10MHz of 1800MHz spectrum is up for auction in each circle, broken down into eight 1.25MHz blocks. Existing operators may take no more than two blocks per circle, whilst newcomers are required to bid for at least four blocks in each circle. For the 800MHz range, 3.75MHz is up for grabs in each area, split into three blocks of 1.25MHz. Existing operators are allowed to bid for only one block per service area, whilst new entrants must bid for at least two.
In addition to the auction cost for spectrum, successful bidders must also pay spectrum usage charges based on a percentage of the company’s adjusted gross revenue (AGR) depending on the quantity of frequencies won by the cellco. GSM operators with up to 4.4MHz must pay 3% of AGR, rising to 8% for companies with up to 15.2MHz.
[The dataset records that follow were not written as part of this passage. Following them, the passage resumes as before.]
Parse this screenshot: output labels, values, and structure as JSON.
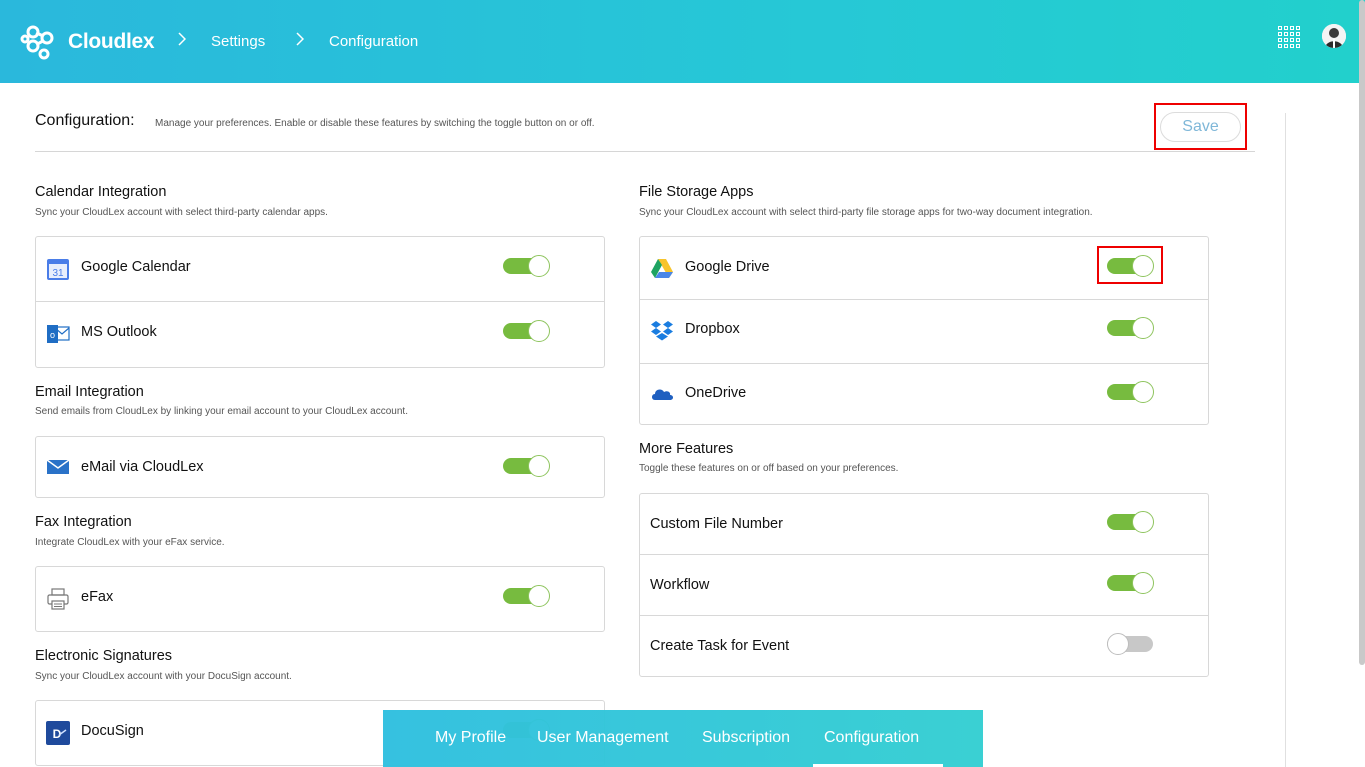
{
  "header": {
    "brand": "Cloudlex",
    "breadcrumbs": [
      {
        "label": "Settings"
      },
      {
        "label": "Configuration"
      }
    ],
    "separator": ">"
  },
  "config": {
    "title": "Configuration:",
    "subtitle": "Manage your preferences. Enable or disable these features by switching the toggle button on or off.",
    "save_label": "Save"
  },
  "sections": {
    "calendar": {
      "title": "Calendar Integration",
      "subtitle": "Sync your CloudLex account with select third-party calendar apps.",
      "items": [
        {
          "label": "Google Calendar",
          "icon": "google-calendar-icon",
          "enabled": true
        },
        {
          "label": "MS Outlook",
          "icon": "outlook-icon",
          "enabled": true
        }
      ]
    },
    "email": {
      "title": "Email Integration",
      "subtitle": "Send emails from CloudLex by linking your email account to your CloudLex account.",
      "items": [
        {
          "label": "eMail via CloudLex",
          "icon": "envelope-icon",
          "enabled": true
        }
      ]
    },
    "fax": {
      "title": "Fax Integration",
      "subtitle": "Integrate CloudLex with your eFax service.",
      "items": [
        {
          "label": "eFax",
          "icon": "printer-icon",
          "enabled": true
        }
      ]
    },
    "esign": {
      "title": "Electronic Signatures",
      "subtitle": "Sync your CloudLex account with your DocuSign account.",
      "items": [
        {
          "label": "DocuSign",
          "icon": "docusign-icon",
          "enabled": true
        }
      ]
    },
    "storage": {
      "title": "File Storage Apps",
      "subtitle": "Sync your CloudLex account with select third-party file storage apps for two-way document integration.",
      "items": [
        {
          "label": "Google Drive",
          "icon": "google-drive-icon",
          "enabled": true
        },
        {
          "label": "Dropbox",
          "icon": "dropbox-icon",
          "enabled": true
        },
        {
          "label": "OneDrive",
          "icon": "onedrive-icon",
          "enabled": true
        }
      ]
    },
    "more": {
      "title": "More Features",
      "subtitle": "Toggle these features on or off based on your preferences.",
      "items": [
        {
          "label": "Custom File Number",
          "enabled": true
        },
        {
          "label": "Workflow",
          "enabled": true
        },
        {
          "label": "Create Task for Event",
          "enabled": false
        }
      ]
    }
  },
  "bottom_tabs": [
    {
      "label": "My Profile"
    },
    {
      "label": "User Management"
    },
    {
      "label": "Subscription"
    },
    {
      "label": "Configuration",
      "active": true
    }
  ],
  "colors": {
    "toggle_on": "#77bb3f",
    "toggle_off": "#c8c8c8",
    "header_start": "#2ab8dc",
    "header_end": "#22d0cc",
    "highlight": "#ee0000"
  }
}
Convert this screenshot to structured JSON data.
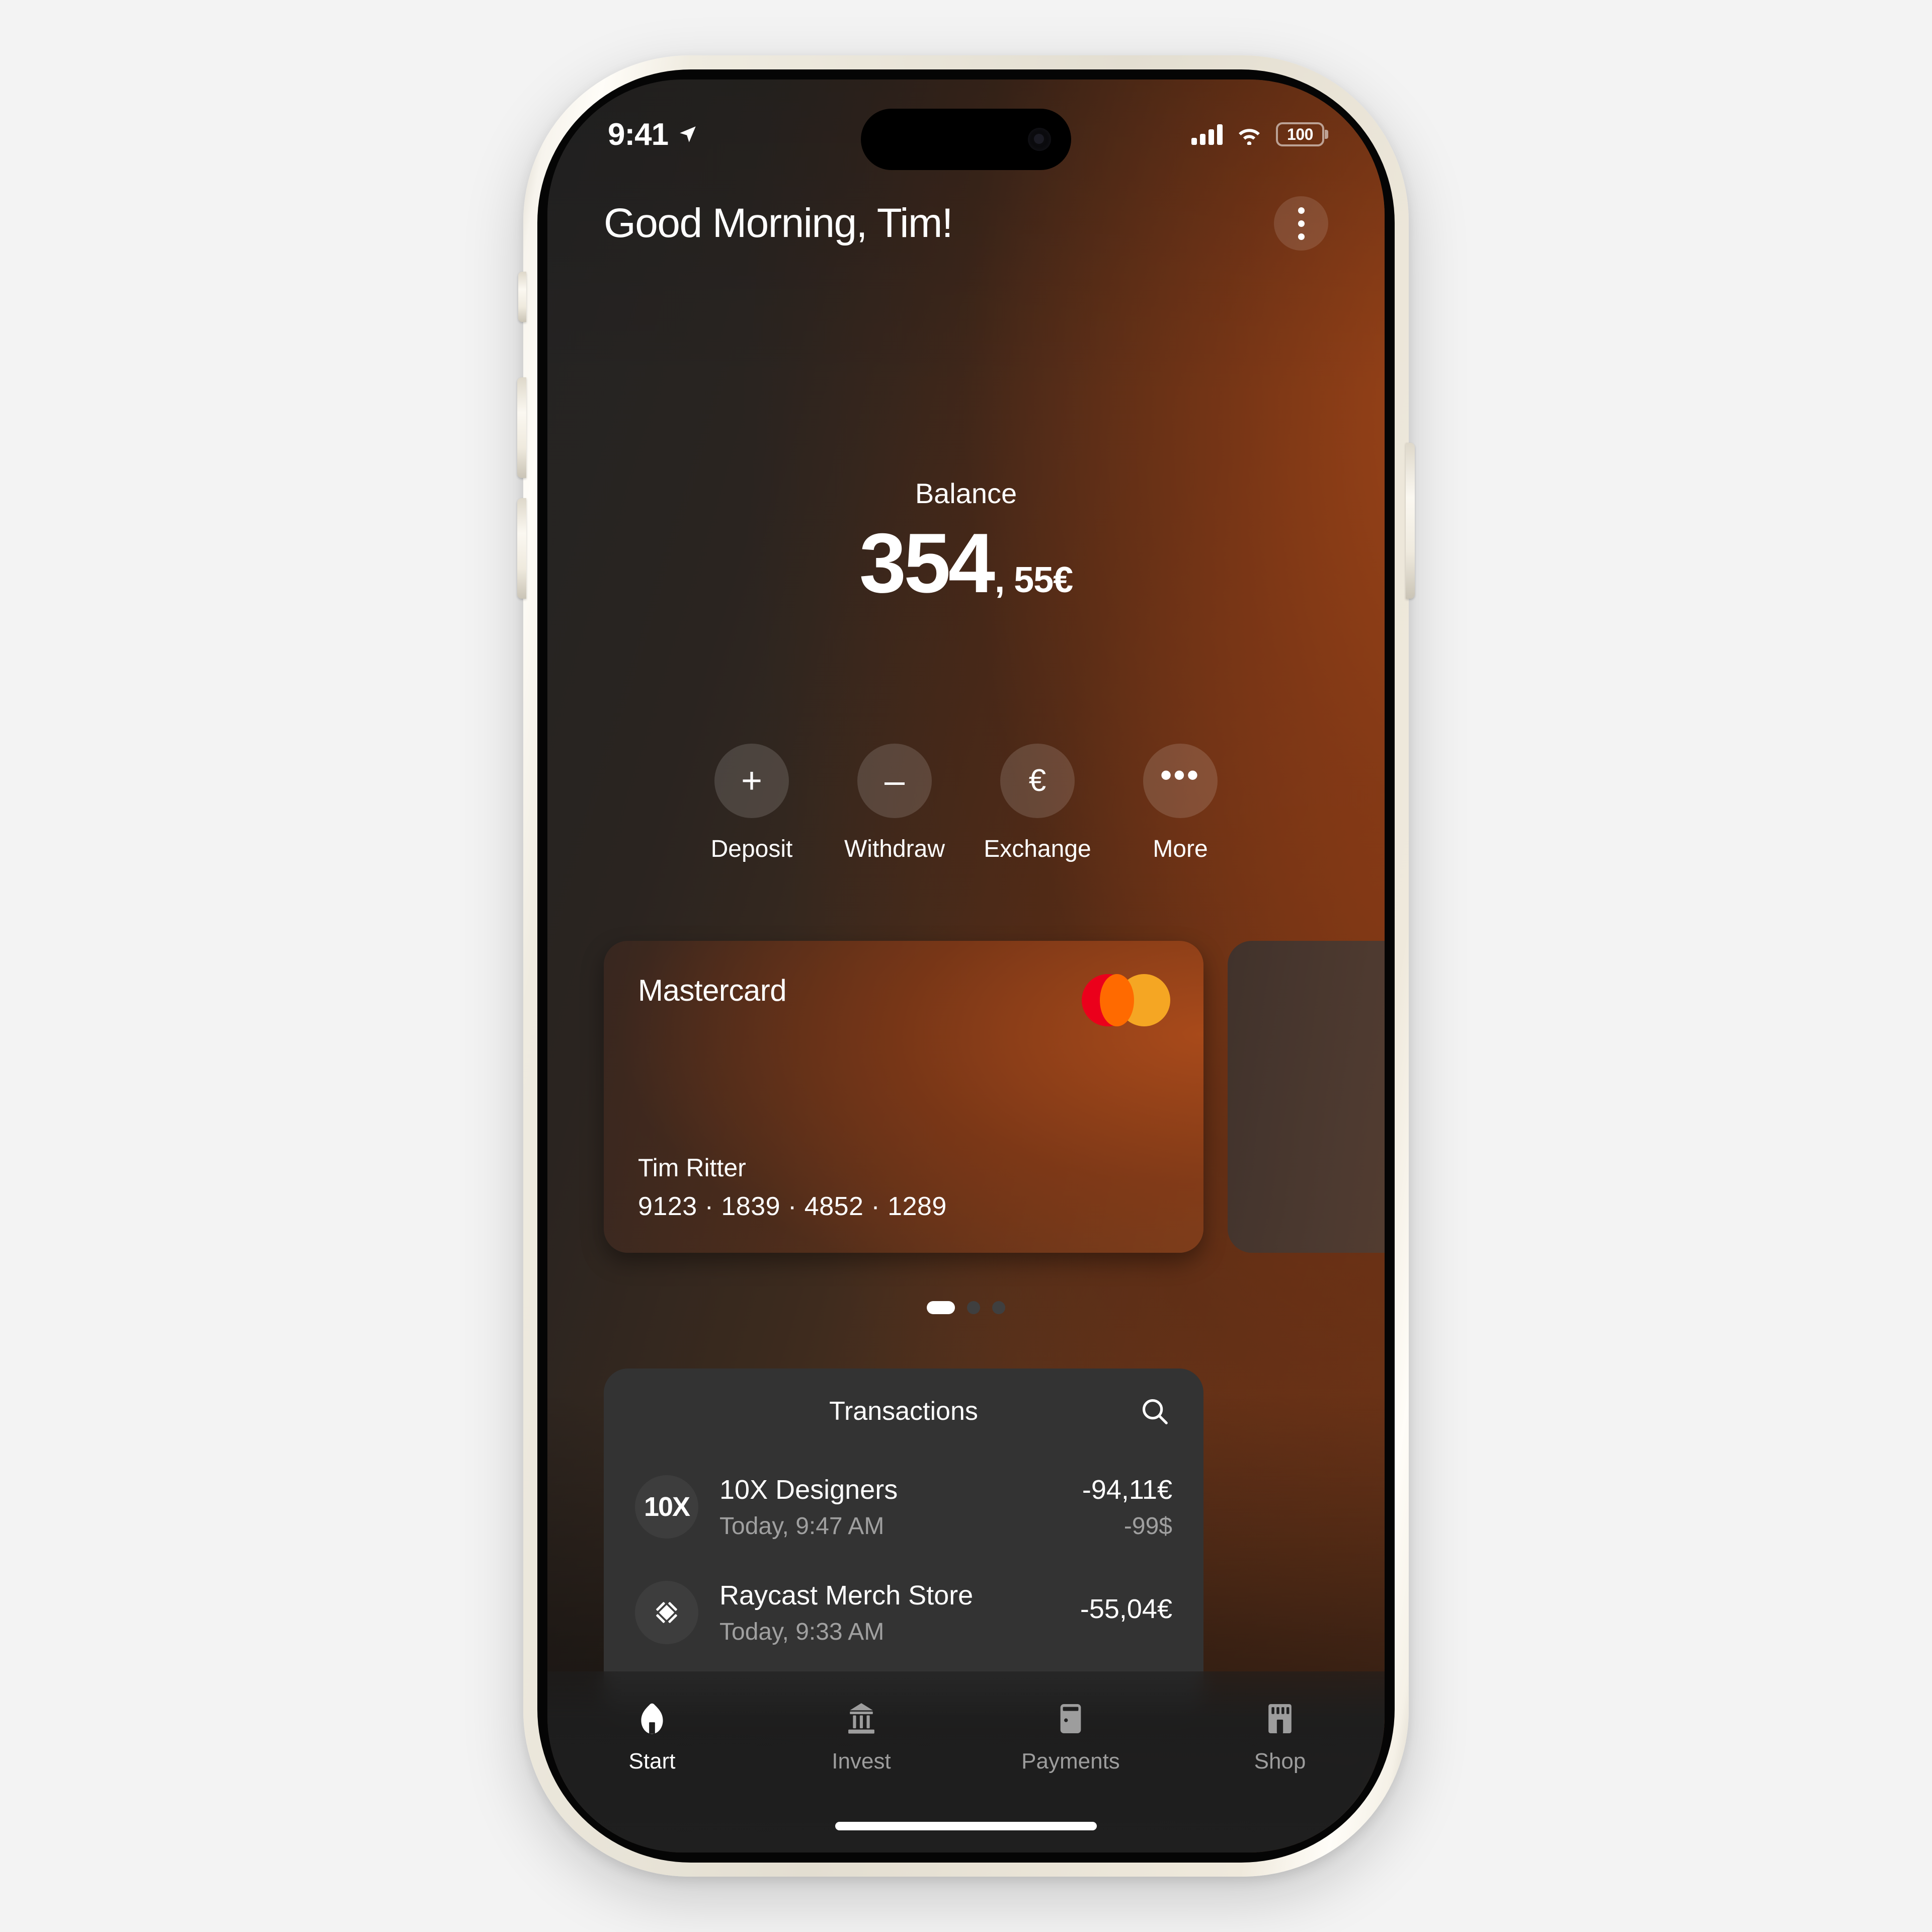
{
  "status_bar": {
    "time": "9:41",
    "location_icon": "location-arrow-icon",
    "cellular_icon": "cellular-bars-icon",
    "wifi_icon": "wifi-icon",
    "battery_level": "100"
  },
  "header": {
    "greeting": "Good Morning, Tim!",
    "menu_icon": "more-vertical-icon"
  },
  "balance": {
    "label": "Balance",
    "integer": "354",
    "decimal": ", 55€"
  },
  "actions": [
    {
      "label": "Deposit",
      "icon": "plus-icon",
      "glyph": "+"
    },
    {
      "label": "Withdraw",
      "icon": "minus-icon",
      "glyph": "–"
    },
    {
      "label": "Exchange",
      "icon": "euro-icon",
      "glyph": "€"
    },
    {
      "label": "More",
      "icon": "ellipsis-icon",
      "glyph": "•••"
    }
  ],
  "cards": {
    "current": {
      "brand": "Mastercard",
      "brand_icon": "mastercard-logo",
      "holder": "Tim Ritter",
      "number": "9123 · 1839 · 4852 · 1289"
    },
    "pager": {
      "total": 3,
      "active_index": 0
    }
  },
  "transactions": {
    "title": "Transactions",
    "search_icon": "search-icon",
    "items": [
      {
        "avatar_text": "10X",
        "avatar_icon": "tenx-logo",
        "name": "10X Designers",
        "time": "Today, 9:47 AM",
        "amount": "-94,11€",
        "secondary_amount": "-99$"
      },
      {
        "avatar_text": "",
        "avatar_icon": "raycast-logo",
        "name": "Raycast Merch Store",
        "time": "Today, 9:33 AM",
        "amount": "-55,04€",
        "secondary_amount": ""
      }
    ]
  },
  "tabbar": {
    "items": [
      {
        "label": "Start",
        "icon": "home-icon",
        "active": true
      },
      {
        "label": "Invest",
        "icon": "bank-icon",
        "active": false
      },
      {
        "label": "Payments",
        "icon": "card-icon",
        "active": false
      },
      {
        "label": "Shop",
        "icon": "store-icon",
        "active": false
      }
    ]
  },
  "colors": {
    "accent_warm": "#8a4720",
    "mastercard_red": "#eb001b",
    "mastercard_yellow": "#f5a623",
    "mastercard_overlap": "#ff6a00",
    "panel": "#333333",
    "muted_text": "#a0a0a0"
  }
}
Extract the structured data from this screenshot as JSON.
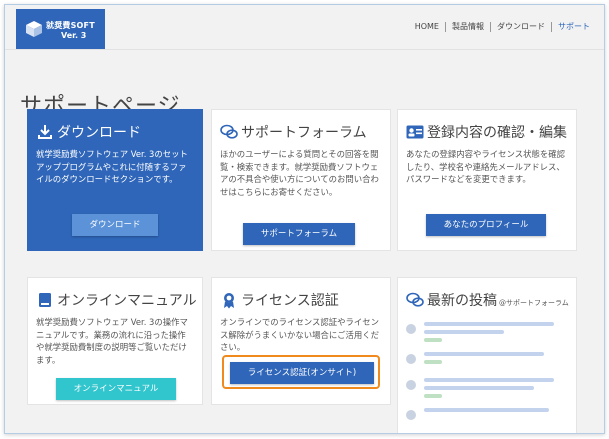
{
  "header": {
    "logo": {
      "line1": "就奨費SOFT",
      "line2": "Ver. 3"
    },
    "nav": [
      {
        "label": "HOME",
        "active": false
      },
      {
        "label": "製品情報",
        "active": false
      },
      {
        "label": "ダウンロード",
        "active": false
      },
      {
        "label": "サポート",
        "active": true
      }
    ]
  },
  "page": {
    "title": "サポートページ"
  },
  "cards": {
    "download": {
      "title": "ダウンロード",
      "desc": "就学奨励費ソフトウェア Ver. 3のセットアッププログラムやこれに付随するファイルのダウンロードセクションです。",
      "button": "ダウンロード",
      "icon": "download-icon"
    },
    "forum": {
      "title": "サポートフォーラム",
      "desc": "ほかのユーザーによる質問とその回答を閲覧・検索できます。就学奨励費ソフトウェアの不具合や使い方についてのお問い合わせはこちらにお寄せください。",
      "button": "サポートフォーラム",
      "icon": "chat-bubbles-icon"
    },
    "profile": {
      "title": "登録内容の確認・編集",
      "desc": "あなたの登録内容やライセンス状態を確認したり、学校名や連絡先メールアドレス、パスワードなどを変更できます。",
      "button": "あなたのプロフィール",
      "icon": "id-card-icon"
    },
    "manual": {
      "title": "オンラインマニュアル",
      "desc": "就学奨励費ソフトウェア Ver. 3の操作マニュアルです。業務の流れに沿った操作や就学奨励費制度の説明等ご覧いただけます。",
      "button": "オンラインマニュアル",
      "icon": "book-icon"
    },
    "license": {
      "title": "ライセンス認証",
      "desc": "オンラインでのライセンス認証やライセンス解除がうまくいかない場合にご活用ください。",
      "button": "ライセンス認証(オンサイト)",
      "icon": "award-ribbon-icon"
    },
    "latest": {
      "title": "最新の投稿",
      "subtitle": "@サポートフォーラム",
      "icon": "chat-bubbles-icon"
    }
  },
  "colors": {
    "brand": "#2f66b9",
    "button_light": "#5b92d8",
    "teal": "#31c5cd",
    "highlight": "#f08a1d"
  }
}
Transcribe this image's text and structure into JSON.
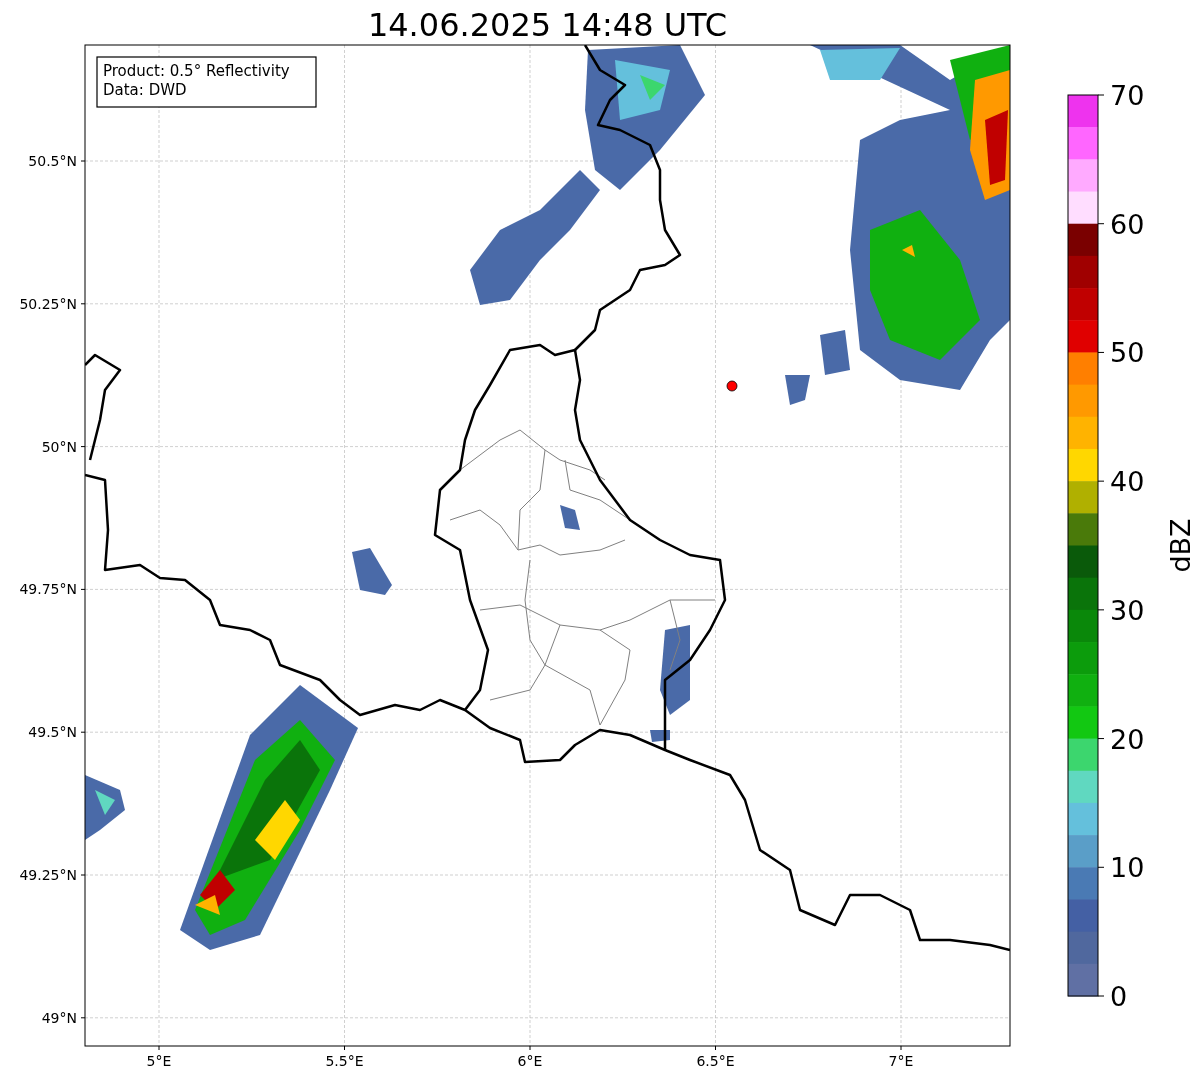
{
  "title": "14.06.2025 14:48 UTC",
  "legend": {
    "lines": [
      "Product: 0.5° Reflectivity",
      "Data: DWD"
    ]
  },
  "x_axis": {
    "labels": [
      "5°E",
      "5.5°E",
      "6°E",
      "6.5°E",
      "7°E"
    ]
  },
  "y_axis": {
    "labels": [
      "50.5°N",
      "50.25°N",
      "50°N",
      "49.75°N",
      "49.5°N",
      "49.25°N",
      "49°N"
    ]
  },
  "colorbar": {
    "label": "dBZ",
    "ticks": [
      "70",
      "60",
      "50",
      "40",
      "30",
      "20",
      "10",
      "0"
    ],
    "segments": [
      {
        "color": "#ee33ee"
      },
      {
        "color": "#ff66ff"
      },
      {
        "color": "#ffaaff"
      },
      {
        "color": "#ffddff"
      },
      {
        "color": "#7a0000"
      },
      {
        "color": "#a00000"
      },
      {
        "color": "#c00000"
      },
      {
        "color": "#e00000"
      },
      {
        "color": "#ff7f00"
      },
      {
        "color": "#ff9900"
      },
      {
        "color": "#ffb300"
      },
      {
        "color": "#ffd700"
      },
      {
        "color": "#b0b000"
      },
      {
        "color": "#4a7a0a"
      },
      {
        "color": "#0a5a0a"
      },
      {
        "color": "#0a740a"
      },
      {
        "color": "#0a880a"
      },
      {
        "color": "#0c9c0c"
      },
      {
        "color": "#10b010"
      },
      {
        "color": "#12c812"
      },
      {
        "color": "#3cd66e"
      },
      {
        "color": "#60d8c0"
      },
      {
        "color": "#64c0dc"
      },
      {
        "color": "#5a9ec8"
      },
      {
        "color": "#4a7ab4"
      },
      {
        "color": "#4460a4"
      },
      {
        "color": "#50689e"
      },
      {
        "color": "#6070a4"
      }
    ]
  }
}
CDMA providers with up to 5MHz of spectrum must pay 3% of AGR, increasing to 8% for up to 15MHz.
In terms of reserve price for frequencies, minimum bids vary from service area to service area with the least lucrative circles, namely Assam (INR86.7 million [USD1.56 million]), Himachal Pradesh (INR77.8 million), Jammu and Kashmir (INR63.3 million) and North East (INR88.4 million) priced far below the more desirable metro circles of Mumbai (INR6.784 billion), Calcutta (INR1.137 billion), and Delhi (INR6.930 billion).
Norwegian teco Telenor, which has been battling with its former partner Unitech over the future of joint venture cellco Uninor, has said that it will carefully study the DoT’s conditions before deciding whether or not to take part in the auction. The company has reiterated its earlier threat of shutting up shop if the DoT’s terms are deemed unreasonable. Another of the operators whose licences were cancelled in February this year, Russian-backed cellco Sistema Shyam TeleServices (SSTL), has called for the Indian parliament to rule that Sistema be excluded from the Supreme Court’s decision. According to the Business Standard, SSTL indicated in a missive to the Indian government the amount that it would seek in compensation and damages, arguing that resolving the dispute through discussions would be more cost-effective than allowing the matter to go to international arbitration.